Théorème de la différence - version étendue

[Cet énoncé et cette démonstration usent de la notion de richesse marchande avant que soit établi plus tard qu'une acception plus précise de cette notion fait sens. Dans cette acception plus précise, n'est plus de la richesse marchande qu'un revenu du travail et de placement. Quand le chapitre 1 sera revu pour aligner la présentation des argumentations sur ce qu'elle est devenue du chapitre 3 au chapitre 12, cette page devra être réécrite et peut être déplacée en appendice du chapitre 8 car c'est là que le bien fondé de l'assimilation des richesses marchandes aux revenus apparait le mieux.
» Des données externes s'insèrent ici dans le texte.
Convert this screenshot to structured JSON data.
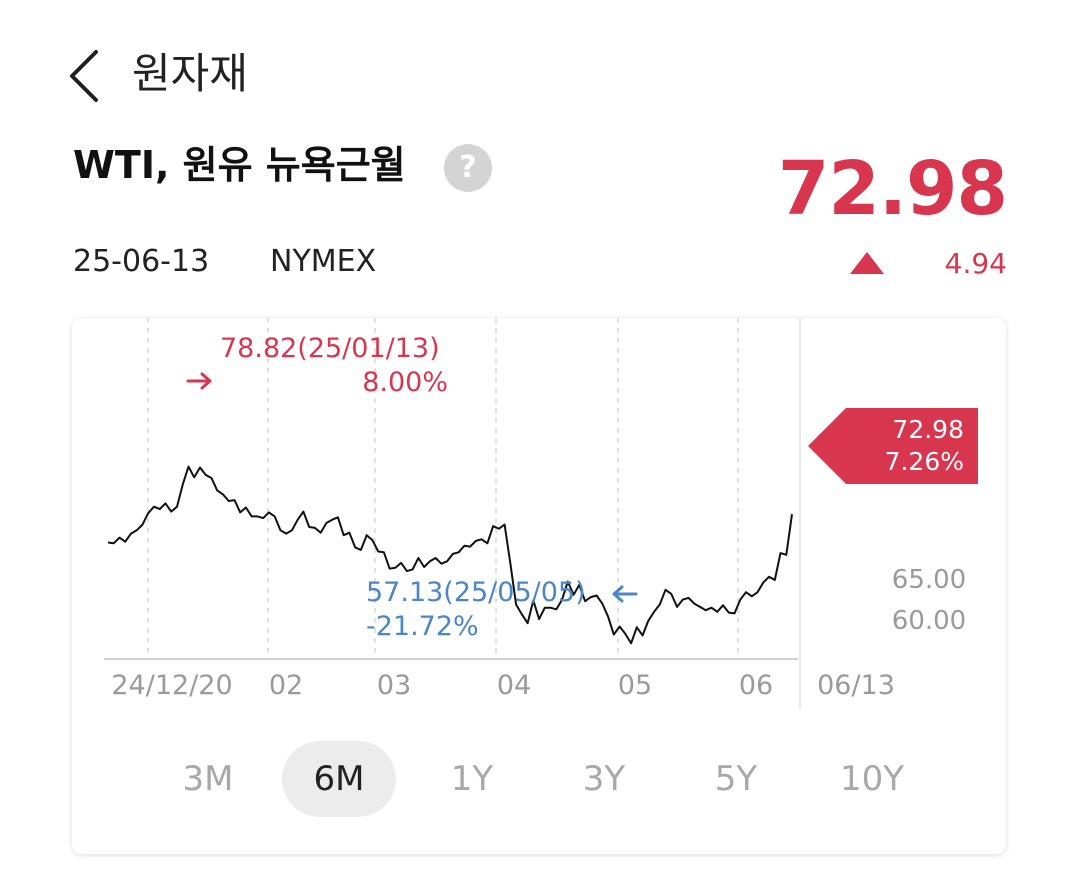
{
  "header": {
    "title": "원자재"
  },
  "asset": {
    "name": "WTI, 원유 뉴욕근월",
    "help": "?",
    "price": "72.98",
    "date": "25-06-13",
    "exchange": "NYMEX",
    "change": "4.94"
  },
  "colors": {
    "up": "#d8354f",
    "down": "#4a86c8",
    "line": "#111111",
    "grid": "#d8d8d8"
  },
  "icons": {
    "back": "chevron-left-icon",
    "help": "question-mark-icon",
    "up": "triangle-up-icon",
    "high_arrow": "arrow-right-icon",
    "low_arrow": "arrow-left-icon"
  },
  "chart_data": {
    "type": "line",
    "x_labels": [
      "24/12/20",
      "02",
      "03",
      "04",
      "05",
      "06",
      "06/13"
    ],
    "y_ticks": [
      "65.00",
      "60.00"
    ],
    "ylim": [
      53,
      80
    ],
    "grid": true,
    "series": [
      {
        "x": [
          "24/12/20",
          "24/12/23",
          "24/12/24",
          "24/12/26",
          "24/12/27",
          "24/12/30",
          "24/12/31",
          "25/01/02",
          "25/01/03",
          "25/01/06",
          "25/01/07",
          "25/01/08",
          "25/01/09",
          "25/01/10",
          "25/01/13",
          "25/01/14",
          "25/01/15",
          "25/01/16",
          "25/01/17",
          "25/01/21",
          "25/01/22",
          "25/01/23",
          "25/01/24",
          "25/01/27",
          "25/01/28",
          "25/01/29",
          "25/01/30",
          "25/01/31",
          "25/02/03",
          "25/02/04",
          "25/02/05",
          "25/02/06",
          "25/02/07",
          "25/02/10",
          "25/02/11",
          "25/02/12",
          "25/02/13",
          "25/02/14",
          "25/02/18",
          "25/02/19",
          "25/02/20",
          "25/02/21",
          "25/02/24",
          "25/02/25",
          "25/02/26",
          "25/02/27",
          "25/02/28",
          "25/03/03",
          "25/03/04",
          "25/03/05",
          "25/03/06",
          "25/03/07",
          "25/03/10",
          "25/03/11",
          "25/03/12",
          "25/03/13",
          "25/03/14",
          "25/03/17",
          "25/03/18",
          "25/03/19",
          "25/03/20",
          "25/03/21",
          "25/03/24",
          "25/03/25",
          "25/03/26",
          "25/03/27",
          "25/03/28",
          "25/03/31",
          "25/04/01",
          "25/04/02",
          "25/04/03",
          "25/04/04",
          "25/04/07",
          "25/04/08",
          "25/04/09",
          "25/04/10",
          "25/04/11",
          "25/04/14",
          "25/04/15",
          "25/04/16",
          "25/04/17",
          "25/04/21",
          "25/04/22",
          "25/04/23",
          "25/04/24",
          "25/04/25",
          "25/04/28",
          "25/04/29",
          "25/04/30",
          "25/05/01",
          "25/05/02",
          "25/05/05",
          "25/05/06",
          "25/05/07",
          "25/05/08",
          "25/05/09",
          "25/05/12",
          "25/05/13",
          "25/05/14",
          "25/05/15",
          "25/05/16",
          "25/05/19",
          "25/05/20",
          "25/05/21",
          "25/05/22",
          "25/05/23",
          "25/05/27",
          "25/05/28",
          "25/05/29",
          "25/05/30",
          "25/06/02",
          "25/06/03",
          "25/06/04",
          "25/06/05",
          "25/06/06",
          "25/06/09",
          "25/06/10",
          "25/06/11",
          "25/06/12",
          "25/06/13"
        ],
        "y": [
          69.5,
          69.4,
          70.1,
          69.6,
          70.6,
          71.0,
          71.7,
          73.1,
          73.9,
          73.6,
          74.3,
          73.3,
          73.9,
          76.6,
          78.82,
          77.5,
          78.7,
          77.8,
          77.4,
          75.9,
          75.4,
          74.6,
          74.7,
          73.2,
          73.8,
          72.7,
          72.7,
          72.5,
          73.2,
          72.7,
          71.0,
          70.6,
          71.0,
          72.3,
          73.3,
          71.4,
          71.3,
          70.7,
          71.9,
          72.3,
          72.6,
          70.4,
          70.7,
          68.9,
          68.6,
          70.4,
          69.8,
          68.4,
          68.3,
          66.3,
          66.4,
          67.0,
          66.0,
          66.2,
          67.6,
          66.5,
          67.2,
          67.6,
          66.9,
          67.2,
          68.1,
          68.3,
          69.1,
          69.0,
          69.7,
          69.9,
          69.4,
          71.5,
          71.2,
          71.7,
          66.9,
          61.9,
          60.7,
          59.6,
          62.4,
          60.1,
          61.5,
          61.5,
          61.3,
          62.5,
          64.7,
          63.1,
          64.3,
          62.3,
          62.8,
          63.0,
          62.0,
          60.4,
          58.2,
          59.2,
          58.3,
          57.13,
          59.1,
          58.1,
          59.9,
          61.0,
          61.9,
          63.7,
          63.2,
          61.6,
          62.5,
          62.7,
          62.0,
          61.6,
          61.2,
          61.5,
          61.0,
          61.8,
          60.9,
          60.8,
          62.5,
          63.4,
          62.9,
          63.4,
          64.6,
          65.3,
          64.9,
          68.2,
          68.0,
          72.98
        ]
      }
    ],
    "high": {
      "label": "78.82(25/01/13)",
      "pct": "8.00%"
    },
    "low": {
      "label": "57.13(25/05/05)",
      "pct": "-21.72%"
    },
    "last": {
      "value": "72.98",
      "pct": "7.26%"
    }
  },
  "periods": {
    "items": [
      {
        "label": "3M"
      },
      {
        "label": "6M"
      },
      {
        "label": "1Y"
      },
      {
        "label": "3Y"
      },
      {
        "label": "5Y"
      },
      {
        "label": "10Y"
      }
    ],
    "selected": "6M"
  }
}
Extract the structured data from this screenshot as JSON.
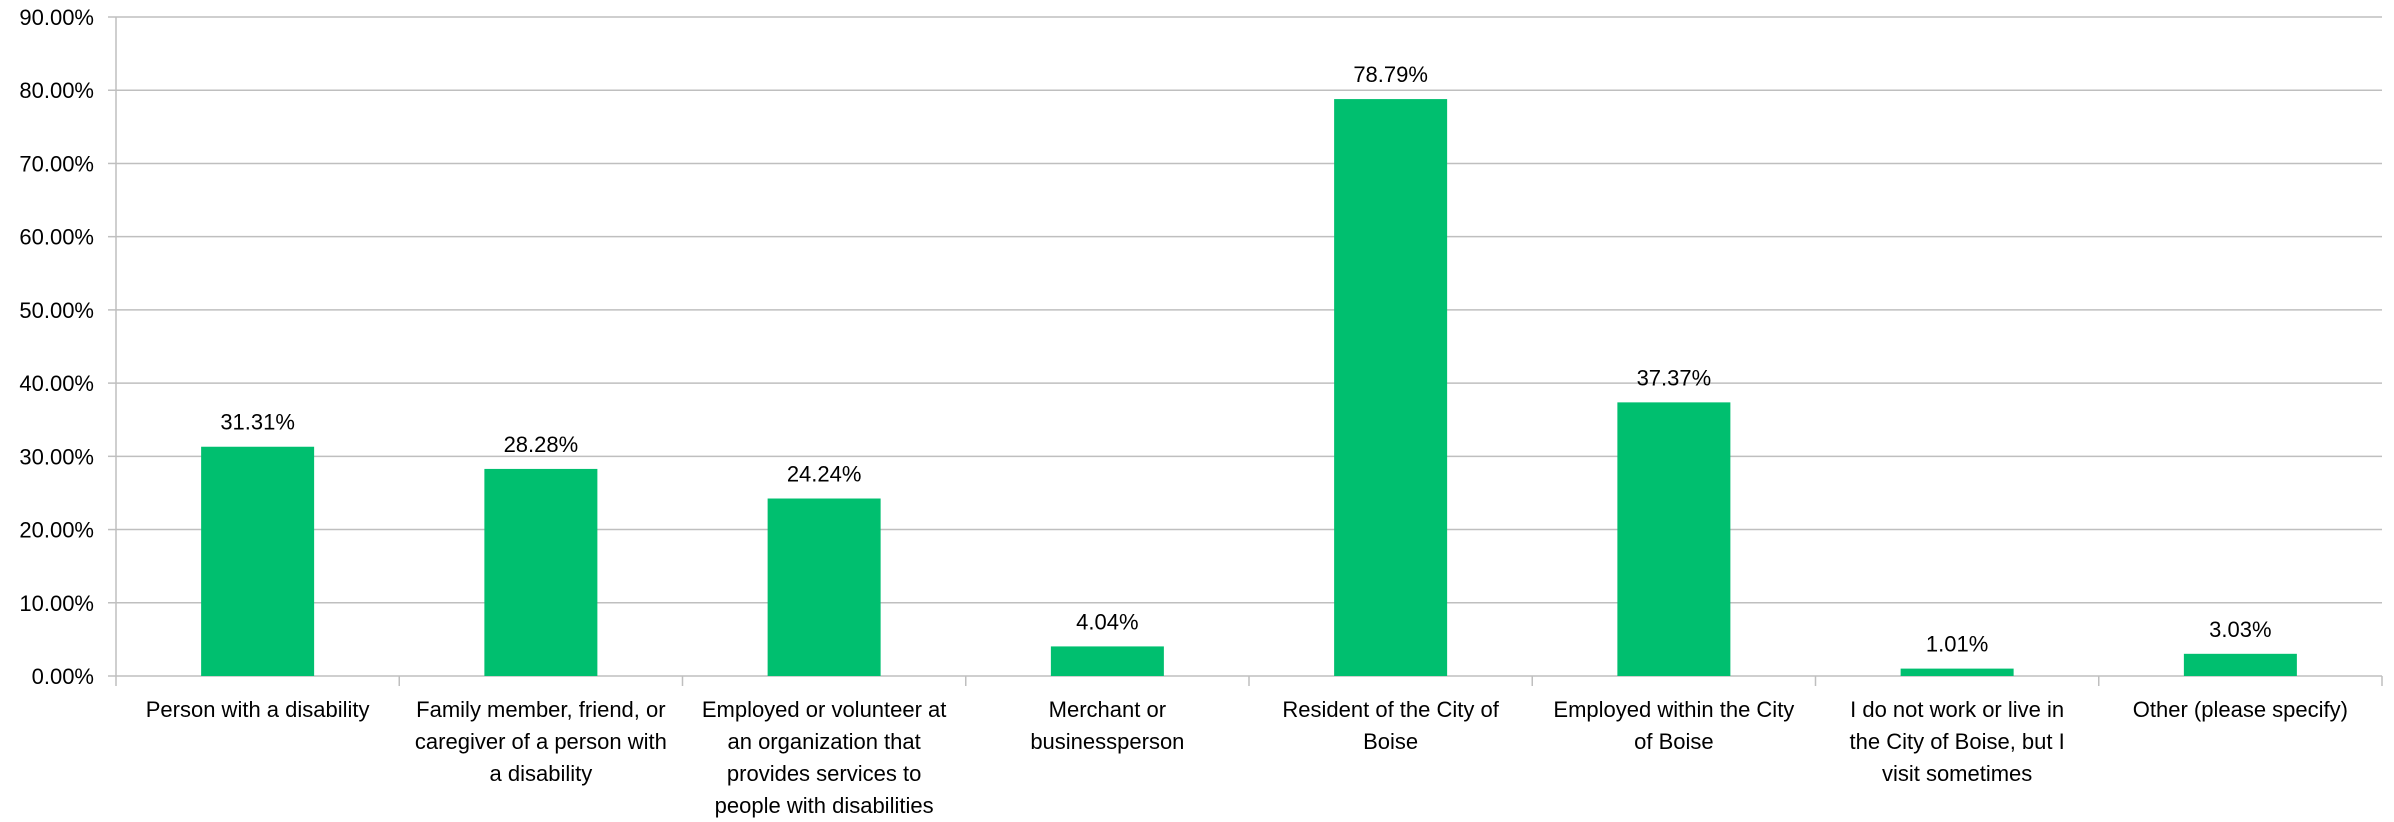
{
  "chart_data": {
    "type": "bar",
    "categories": [
      [
        "Person with a disability"
      ],
      [
        "Family member, friend, or",
        "caregiver of a person with",
        "a disability"
      ],
      [
        "Employed or volunteer at",
        "an organization that",
        "provides services to",
        "people with disabilities"
      ],
      [
        "Merchant or",
        "businessperson"
      ],
      [
        "Resident of the City of",
        "Boise"
      ],
      [
        "Employed within the City",
        "of Boise"
      ],
      [
        "I do not work or live in",
        "the City of Boise, but I",
        "visit sometimes"
      ],
      [
        "Other (please specify)"
      ]
    ],
    "values": [
      31.31,
      28.28,
      24.24,
      4.04,
      78.79,
      37.37,
      1.01,
      3.03
    ],
    "value_labels": [
      "31.31%",
      "28.28%",
      "24.24%",
      "4.04%",
      "78.79%",
      "37.37%",
      "1.01%",
      "3.03%"
    ],
    "ylim": [
      0,
      90
    ],
    "yticks": [
      0,
      10,
      20,
      30,
      40,
      50,
      60,
      70,
      80,
      90
    ],
    "ytick_labels": [
      "0.00%",
      "10.00%",
      "20.00%",
      "30.00%",
      "40.00%",
      "50.00%",
      "60.00%",
      "70.00%",
      "80.00%",
      "90.00%"
    ],
    "grid": true,
    "legend": "none",
    "colors": {
      "bar": "#00BF6F",
      "grid": "#BFBFBF",
      "axis": "#BFBFBF",
      "text": "#000000"
    }
  }
}
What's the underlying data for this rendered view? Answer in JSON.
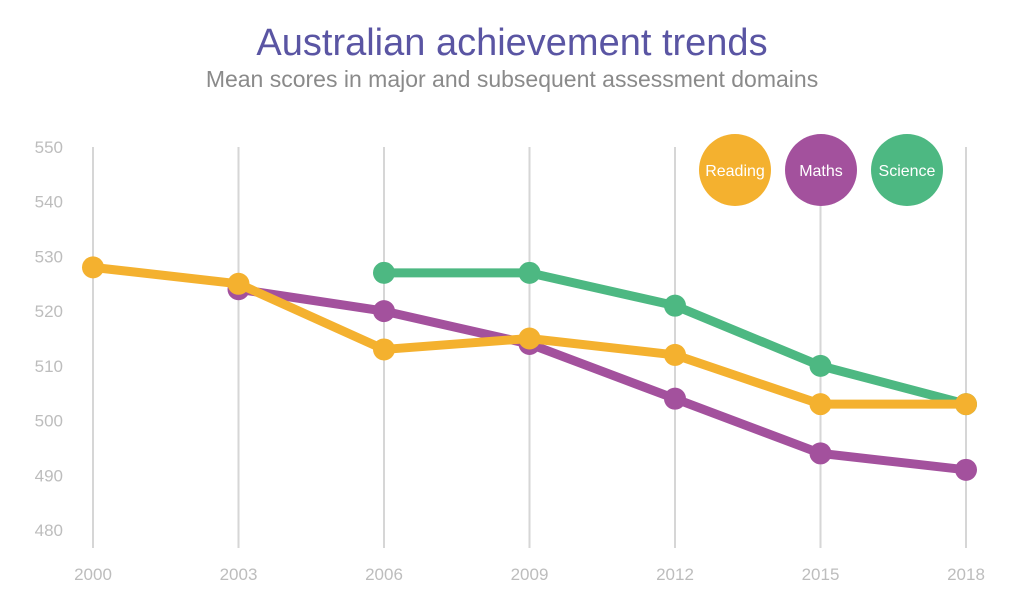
{
  "chart_data": {
    "type": "line",
    "title": "Australian achievement trends",
    "subtitle": "Mean scores in major and subsequent assessment domains",
    "x": [
      2000,
      2003,
      2006,
      2009,
      2012,
      2015,
      2018
    ],
    "ylim": [
      480,
      550
    ],
    "yticks": [
      480,
      490,
      500,
      510,
      520,
      530,
      540,
      550
    ],
    "grid": "vertical",
    "legend": "top-right",
    "series": [
      {
        "name": "Reading",
        "color": "#f4b12f",
        "values": [
          528,
          525,
          513,
          515,
          512,
          503,
          503
        ]
      },
      {
        "name": "Maths",
        "color": "#a3519d",
        "values": [
          null,
          524,
          520,
          514,
          504,
          494,
          491
        ]
      },
      {
        "name": "Science",
        "color": "#4db882",
        "values": [
          null,
          null,
          527,
          527,
          521,
          510,
          503
        ]
      }
    ]
  }
}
DM, 8/3/11]

Énoncé

À montants égaux, les placements dans le financement permanent (capital) ou long (plusieurs années) d’une entreprise sont davantage créateurs de richesses marchandes que les impôts et les placements dans le financement de la dette publique.

Démonstration

Précisons d’abord qu’une richesse marchande est toujours:  1) un produit d’une dépense outillée d’énergie humaine.  2) qui a été mis en vente avec succès.
Cette seconde caractéristique fait que, sur la période et le territoire considérés, il y a autant de créations de richesse marchande que d’achats, dont en premier lieu ceux de prestations salariées et avec, entre autres, les achats, effectués par paiements d’émoluments, des produits du travail des fonctionnaires et des élus rémunérés.

    • Soit P le placement d’un montant M dans le financement permanent ou long d’une entreprise. P finance un flux temporaire de premiers achats donnant à l’entreprise les moyens d’établir un flux durable de ventes, ce flux alimentant lui-même un flux durable d’achats qui augmentent d’autant les créations de richesse marchande.
    • Soit I un impôt de montant M. Cet impôt finance un flux temporaire d’achats qui sont autant de créations de richesse marchande.
    • Soit P’ le placement de montant M dans le financement de la dette publique. P’, étant le substitut d’un impôt supplémentaire, ne sert également qu’à financer un flux temporaire d’achats qui sont autant de créations de richesse marchande.
    • Soit V la valeur totale des richesses créées en au moins deux ans au moyen de P.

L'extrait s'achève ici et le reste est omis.